ADB helped the Philippines expand its use of microfinance and learned some valuable lessons along the way.
Poverty rates in the Philippines have generally declined in the last 20 years, but it remains a persistent, widespread problem in the country. The Philippine government has made poverty reduction a high priority.
Microfinance, or the provision of financial services such as loans to poor families, is recognized as a potent method of directly improving the lives of those most in need. When managed correctly, these small loans can be used to build small businesses and develop other income-generating activities that have a long-lasting impact.
The Philippine government has recognized the efficacy of microfinance and has made progress in promoting the development practice. It has also prioritized the need to accelerate the use of microfinance and expand its reach across the country. In 2005, more than two-thirds of poor families, or 17 million people, did not have access to microfinance.
To help the Philippines expand its use of microfinance to assist poor families, ADB in November 2005 began the Microfinance Development Program. The program, supported by a $150 million loan from ADB, sought to help the Philippines achieve the Millennium Development Goals, including the eradication of extreme hunger and poverty, and the empowerment of women, through the use of microfinance.
Specifically, the program sought to increase the number of users of microfinance and expand financial literacy and consumer protection for the poor. It also sought to build viable institutions that could provide efficient and cost-effective microfinance services and improve the policy and regulatory oversight of the industry.
The program assisted the Philippines in more than doubling the number of active microfinance clients in the country, from 2.4 million in 2006 to 5.5 million in 2008. During the same period, about 2.6 million jobs were created, according to the program completion report produced by ADB.
In addition, the program took a wider view of microfinance than simply lending. This included helping to increase the number of microfinance institutions that offered microsavings and microinsurance services. In December 2007, at the conclusion of the program, there were six mutual benefit associations offering microinsurance to 518,307 policy holders.
The program helped make microfinance institutions in the Philippines more sustainable by assisting in the adoption of performance standards by government regulatory agencies and those doing business related to microfinance. These standards promoted legal and ethical practices within the microfinance industry, whose clients can be vulnerable to exploitation.
Working in coordination with the Philippine government, the program promoted the use of electronic banking, particularly with mobile phone technology. This lowers costs and saves time for microfinance clients, who often make multiple small loan payments a month. Rather than physically visiting a microfinance office, or relying on a go-between, the client can pay quickly and cheaply using their mobile phone.
The program also helped create new legislation, bolster a government regulatory agency and produced a consumer protection guidebook that helped improve the oversight of the industry and while increasing the financial understanding of clients.
The program faced significant challenges. For instance, it sought to level the playing field in terms of taxation on microfinance institutions. Some microfinance institutions are considered non-government organizations and enjoy tax-exempt status while others do not.
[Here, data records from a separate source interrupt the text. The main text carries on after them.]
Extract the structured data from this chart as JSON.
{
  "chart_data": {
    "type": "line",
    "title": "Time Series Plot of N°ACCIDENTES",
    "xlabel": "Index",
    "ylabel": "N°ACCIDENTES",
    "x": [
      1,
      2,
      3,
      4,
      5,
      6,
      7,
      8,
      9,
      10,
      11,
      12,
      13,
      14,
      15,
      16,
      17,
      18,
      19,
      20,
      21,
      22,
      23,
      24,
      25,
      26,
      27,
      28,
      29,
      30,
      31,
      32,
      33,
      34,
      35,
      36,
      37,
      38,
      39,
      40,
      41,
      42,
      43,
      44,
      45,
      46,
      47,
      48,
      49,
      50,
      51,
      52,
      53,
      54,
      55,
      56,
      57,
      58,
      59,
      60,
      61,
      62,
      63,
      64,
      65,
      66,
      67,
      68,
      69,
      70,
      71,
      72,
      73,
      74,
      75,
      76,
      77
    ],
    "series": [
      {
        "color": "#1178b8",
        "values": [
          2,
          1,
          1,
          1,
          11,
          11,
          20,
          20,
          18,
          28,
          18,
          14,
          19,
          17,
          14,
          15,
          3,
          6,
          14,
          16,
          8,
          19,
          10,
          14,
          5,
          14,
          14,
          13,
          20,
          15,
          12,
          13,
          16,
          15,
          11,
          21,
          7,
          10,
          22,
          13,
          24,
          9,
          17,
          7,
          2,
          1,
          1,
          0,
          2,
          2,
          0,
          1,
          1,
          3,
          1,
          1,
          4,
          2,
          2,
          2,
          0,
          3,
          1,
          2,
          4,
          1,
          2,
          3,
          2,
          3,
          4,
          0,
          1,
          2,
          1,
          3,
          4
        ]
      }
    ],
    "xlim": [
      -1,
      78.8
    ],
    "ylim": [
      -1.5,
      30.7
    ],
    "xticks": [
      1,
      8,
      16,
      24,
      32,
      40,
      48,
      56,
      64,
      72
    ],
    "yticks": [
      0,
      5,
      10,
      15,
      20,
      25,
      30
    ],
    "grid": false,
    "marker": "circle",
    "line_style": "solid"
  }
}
Tax-exempt non-government organizations vigorously opposed these efforts and at the end of the program, the status quo remained.
An attempt to increase the efficiency of a government agency involved in microfinance through privatization failed. More progress could have been made toward privatization had the program taken more concrete steps toward achieving the goal.
In addition, a website created with the support of the program could not effectively receive complaints from the public due to lack of awareness and technology limitations. The lesson learned in this instance was that the program could have more fully investigated the capacity of the website operator to sustain its new, enhanced functions.
After the completion of the program in December 2007, efforts continued to align the new laws, manuals, and government agencies associated with microfinance. There were also efforts to maintain market-based principles in the conduct of microfinance, particularly in dealing with micro, small, and medium-sized enterprises.
As the number of microfinance clients increased under the program, the need for an efficient microfinance credit system became clear and was identified as a priority for future work. A need was also recognized for an expansion of microinsurance in the Philippines and for an increase in support for the financing of microenterprises.